What Jackson did on offense to close out the 2018-19 season was enough to keep optimism up within the franchise heading into year two and earn Jackson a spot on the NBA’s All-Rookie Second Team. The truth, however, is that the numbers Jackson put up were more a product of increased opportunity than any newfound efficiency. In fact, January was actually Jackson’s best month as a rookie, with a 27.7 percent usage rate and 52.4 true shooting percentage, buoyed by a shocking 15-47 mark from 3-point range.
Turning the page to 2019, Jackson is in the middle of another nice (albeit longer) stretch from distance, shooting 31.4 percent over his last 37 games.

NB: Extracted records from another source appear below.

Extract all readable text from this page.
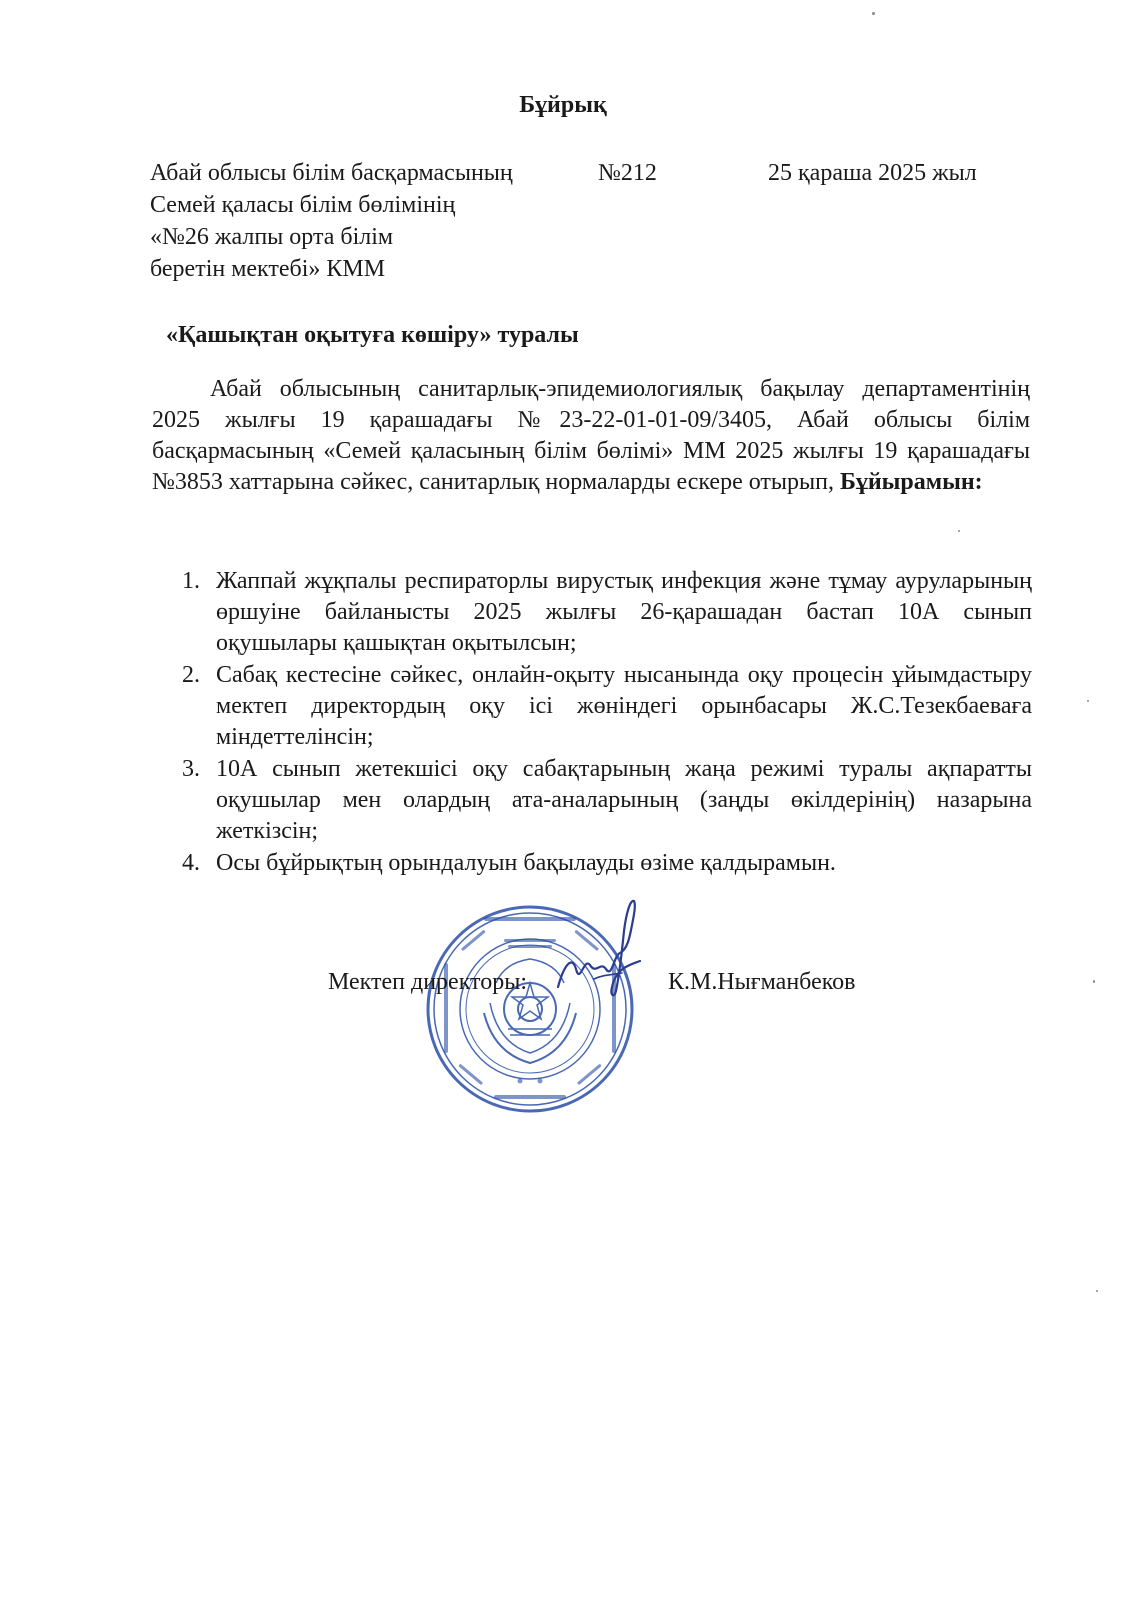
Бұйрық
Абай облысы білім басқармасының
Семей қаласы білім бөлімінің
«№26 жалпы орта білім
беретін мектебі» КММ
№212	25 қараша 2025 жыл
«Қашықтан оқытуға көшіру» туралы
Абай облысының санитарлық-эпидемиологиялық бақылау департаментінің 2025 жылғы 19 қарашадағы №23-22-01-01-09/3405, Абай облысы білім басқармасының «Семей қаласының білім бөлімі» ММ 2025 жылғы 19 қарашадағы №3853 хаттарына сәйкес, санитарлық нормаларды ескере отырып, Бұйырамын:
1. Жаппай жұқпалы респираторлы вирустық инфекция және тұмау ауруларының өршуіне байланысты 2025 жылғы 26-қарашадан бастап 10А сынып оқушылары қашықтан оқытылсын;
2. Сабақ кестесіне сәйкес, онлайн-оқыту нысанында оқу процесін ұйымдастыру мектеп директордың оқу ісі жөніндегі орынбасары Ж.С.Тезекбаеваға міндеттелінсін;
3. 10А сынып жетекшісі оқу сабақтарының жаңа режимі туралы ақпаратты оқушылар мен олардың ата-аналарының (заңды өкілдерінің) назарына жеткізсін;
4. Осы бұйрықтың орындалуын бақылауды өзіме қалдырамын.
Мектеп директоры:	К.М.Нығманбеков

That is helping open up the rest of his game. While the Suns have lost their past 15 games, Jackson has shot 57.3 percent in the restricted area, or three percentage points better than his season average. He also has more assists than turnovers since the start of 2019. The many problems he has struggled through on offense are dissolving slowly despite injuries and inconsistency from his teammates. Jackson is taking advantage of opportunity just like he did to close out his rookie campaign.
Now, a new challenge enters Jackson’s sights: How to stay aggressive and maintain efficiency with the roster nearing full health, and the likes of Bridges and Ayton playing better.
Forget where he was picked in the draft: Jackson’s limitations on offense mean he is more suited to be a role player at this point in his career anyway. The fact his defense has translated so quickly will help him stay on the court and impact the game as his shot and decision-making continue to progress.
Devin Booker told the media upon his return in January that he had a conversation with Jackson about staying aggressive even when Booker himself is on the court. So, much of what Phoenix does is designed around Booker’s playmaking and shot creation but a confident, aggressive Jackson will help the Suns much more than Booker trying to do it all.
The opponents left on the schedule for the Suns have a combined winning percentage of just .460, according to Tankathon, which gives the team a real shot at finishing the season strong.
The winter has been a tough ride as injuries tore through the roster but several young players appear ready to turn the corner. Oubre and Johnson give the Suns two more focused role players than they had even two months ago.
Kokoskov has a roster more suited to what he wants to do and remember, the Suns aren’t actively trying to tank like some other franchises — at least not right now.
Last spring, Suns fans were watching the reverse standings and debating Ayton vs. Doncic. This year, the focus is far more on the present — it’s time for this young roster to show it’s worth keeping relatively intact heading into yet another important summer of transactions.